Name of the Vulnerable Software and Affected Versions Django versions prior to 6.0.2 Django versions prior to 5.2.11 Django versions prior to 4.2.28 Django versions 5.0.x and earlier Django versions 4.1.x and earlier Django versions 3.2.x and earlier

Description A SQL injection flaw exists in Django’s GeoDjango RasterField implementation when used with a PostGIS backend. This issue arises from a failure to properly parameterize the raster band index during RasterField lookup processing, allowing attackers to inject arbitrary SQL queries. Attackers can exploit this by crafting malicious input to the raster band parameter. Successful exploitation could lead to arbitrary SQL execution, data theft, modification of data, authentication bypass, potential remote code execution, and disruption of services. The vulnerability affects applications using GeoDjango RasterField with PostGIS and exposing raster lookups via user input.

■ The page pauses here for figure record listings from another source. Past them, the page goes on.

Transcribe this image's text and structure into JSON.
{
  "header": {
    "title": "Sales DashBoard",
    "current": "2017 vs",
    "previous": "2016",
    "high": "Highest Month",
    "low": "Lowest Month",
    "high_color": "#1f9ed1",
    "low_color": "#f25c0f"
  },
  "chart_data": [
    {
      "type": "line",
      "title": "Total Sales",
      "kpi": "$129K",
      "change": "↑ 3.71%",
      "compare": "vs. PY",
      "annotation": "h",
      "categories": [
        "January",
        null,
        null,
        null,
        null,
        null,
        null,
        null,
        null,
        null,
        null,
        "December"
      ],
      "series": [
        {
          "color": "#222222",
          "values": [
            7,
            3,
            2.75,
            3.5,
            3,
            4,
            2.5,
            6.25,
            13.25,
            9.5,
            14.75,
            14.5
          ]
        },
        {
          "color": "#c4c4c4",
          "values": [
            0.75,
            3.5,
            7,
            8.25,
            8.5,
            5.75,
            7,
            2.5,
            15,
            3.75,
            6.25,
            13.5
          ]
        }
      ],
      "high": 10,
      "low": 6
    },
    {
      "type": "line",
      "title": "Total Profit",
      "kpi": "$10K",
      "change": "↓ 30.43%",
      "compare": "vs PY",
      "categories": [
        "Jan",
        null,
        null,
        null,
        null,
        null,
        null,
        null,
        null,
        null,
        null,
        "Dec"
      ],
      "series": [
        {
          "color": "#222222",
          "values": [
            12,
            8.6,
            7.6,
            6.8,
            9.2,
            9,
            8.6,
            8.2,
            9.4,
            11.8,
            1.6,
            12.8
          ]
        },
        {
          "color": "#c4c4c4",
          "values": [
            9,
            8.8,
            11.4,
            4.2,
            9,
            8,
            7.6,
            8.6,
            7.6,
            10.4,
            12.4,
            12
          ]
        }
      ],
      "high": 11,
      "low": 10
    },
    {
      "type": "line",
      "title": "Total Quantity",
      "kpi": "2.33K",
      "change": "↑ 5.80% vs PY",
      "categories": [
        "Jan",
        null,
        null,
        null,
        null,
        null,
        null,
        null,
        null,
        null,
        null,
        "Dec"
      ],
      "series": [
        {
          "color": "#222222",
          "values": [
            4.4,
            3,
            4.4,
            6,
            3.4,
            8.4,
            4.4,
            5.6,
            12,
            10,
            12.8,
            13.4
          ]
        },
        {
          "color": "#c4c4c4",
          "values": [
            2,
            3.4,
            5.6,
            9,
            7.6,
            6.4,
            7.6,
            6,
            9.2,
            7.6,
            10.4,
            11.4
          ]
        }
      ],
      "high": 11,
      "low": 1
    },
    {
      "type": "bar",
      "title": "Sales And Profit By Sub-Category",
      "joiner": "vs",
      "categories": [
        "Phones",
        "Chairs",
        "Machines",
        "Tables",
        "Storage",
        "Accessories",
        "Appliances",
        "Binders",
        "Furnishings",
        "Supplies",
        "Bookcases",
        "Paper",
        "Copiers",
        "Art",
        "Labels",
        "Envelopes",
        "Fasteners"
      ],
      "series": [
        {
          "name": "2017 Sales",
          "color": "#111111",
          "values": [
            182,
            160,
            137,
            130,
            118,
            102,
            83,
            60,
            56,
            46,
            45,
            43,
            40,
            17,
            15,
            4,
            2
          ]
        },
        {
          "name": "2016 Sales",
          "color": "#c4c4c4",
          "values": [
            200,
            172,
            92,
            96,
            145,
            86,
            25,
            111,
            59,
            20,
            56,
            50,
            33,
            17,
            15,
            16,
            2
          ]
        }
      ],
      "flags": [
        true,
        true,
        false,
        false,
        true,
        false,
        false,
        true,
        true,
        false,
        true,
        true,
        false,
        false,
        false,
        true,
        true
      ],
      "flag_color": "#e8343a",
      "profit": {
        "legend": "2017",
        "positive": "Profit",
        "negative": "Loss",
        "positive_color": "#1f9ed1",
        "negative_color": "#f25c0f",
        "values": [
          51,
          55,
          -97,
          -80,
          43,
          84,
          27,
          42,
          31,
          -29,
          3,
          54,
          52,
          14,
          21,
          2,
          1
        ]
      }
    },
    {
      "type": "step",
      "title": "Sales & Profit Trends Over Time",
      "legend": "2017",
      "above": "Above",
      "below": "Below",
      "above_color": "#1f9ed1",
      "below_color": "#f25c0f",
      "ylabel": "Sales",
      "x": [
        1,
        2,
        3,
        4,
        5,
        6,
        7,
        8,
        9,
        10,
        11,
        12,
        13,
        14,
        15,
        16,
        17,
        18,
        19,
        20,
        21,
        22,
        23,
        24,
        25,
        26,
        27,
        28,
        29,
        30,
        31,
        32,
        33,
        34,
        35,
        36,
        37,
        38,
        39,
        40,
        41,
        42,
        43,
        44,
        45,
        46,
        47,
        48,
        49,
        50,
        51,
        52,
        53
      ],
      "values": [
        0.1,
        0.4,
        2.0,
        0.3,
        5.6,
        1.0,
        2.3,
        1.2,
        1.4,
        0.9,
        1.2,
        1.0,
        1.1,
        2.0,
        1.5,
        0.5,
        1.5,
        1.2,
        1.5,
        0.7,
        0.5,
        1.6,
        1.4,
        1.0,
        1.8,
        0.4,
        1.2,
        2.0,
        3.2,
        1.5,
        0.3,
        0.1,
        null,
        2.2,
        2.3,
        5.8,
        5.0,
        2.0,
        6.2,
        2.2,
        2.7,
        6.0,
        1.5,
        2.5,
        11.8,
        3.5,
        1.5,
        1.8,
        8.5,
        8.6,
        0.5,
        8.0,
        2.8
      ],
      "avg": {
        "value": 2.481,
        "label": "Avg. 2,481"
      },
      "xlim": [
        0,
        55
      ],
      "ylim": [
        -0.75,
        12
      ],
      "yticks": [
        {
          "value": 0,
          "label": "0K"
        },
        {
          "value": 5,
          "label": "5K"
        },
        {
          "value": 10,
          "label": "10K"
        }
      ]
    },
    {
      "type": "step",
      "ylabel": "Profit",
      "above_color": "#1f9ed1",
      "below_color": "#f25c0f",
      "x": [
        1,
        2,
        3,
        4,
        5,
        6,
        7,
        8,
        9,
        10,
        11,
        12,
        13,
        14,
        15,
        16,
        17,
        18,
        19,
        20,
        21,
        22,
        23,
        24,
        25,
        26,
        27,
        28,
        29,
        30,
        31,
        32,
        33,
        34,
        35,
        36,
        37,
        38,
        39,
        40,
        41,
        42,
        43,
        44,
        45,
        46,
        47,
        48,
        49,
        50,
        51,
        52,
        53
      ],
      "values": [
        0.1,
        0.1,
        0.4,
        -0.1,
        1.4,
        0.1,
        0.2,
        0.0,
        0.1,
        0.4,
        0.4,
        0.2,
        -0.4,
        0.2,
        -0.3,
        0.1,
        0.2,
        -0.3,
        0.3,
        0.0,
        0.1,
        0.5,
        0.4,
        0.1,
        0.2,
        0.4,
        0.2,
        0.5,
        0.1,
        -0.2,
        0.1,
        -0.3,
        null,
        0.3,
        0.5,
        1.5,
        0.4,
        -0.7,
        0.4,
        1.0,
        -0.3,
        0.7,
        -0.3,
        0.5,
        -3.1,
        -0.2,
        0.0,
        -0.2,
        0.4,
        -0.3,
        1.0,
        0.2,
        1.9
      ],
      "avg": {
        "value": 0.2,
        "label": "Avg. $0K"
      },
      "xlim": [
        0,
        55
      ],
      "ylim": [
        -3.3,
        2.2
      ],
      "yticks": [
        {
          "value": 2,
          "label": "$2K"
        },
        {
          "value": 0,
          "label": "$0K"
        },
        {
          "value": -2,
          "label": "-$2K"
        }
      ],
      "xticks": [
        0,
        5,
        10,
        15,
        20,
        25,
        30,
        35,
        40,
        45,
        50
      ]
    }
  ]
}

Recommendations Upgrade to Django version 6.0.2 or later. Upgrade to Django version 5.2.11 or later. Upgrade to Django version 4.2.28 or later. For unsupported Django series (5.0.x, 4.1.x, and 3.2.x), migrate to a supported version. Restrict access to raster endpoints. Deploy WAF rules to filter SQL injection patterns. Enforce strict input validation. Review application and database logs for anomalous raster queries and unexpected PostGIS function usage.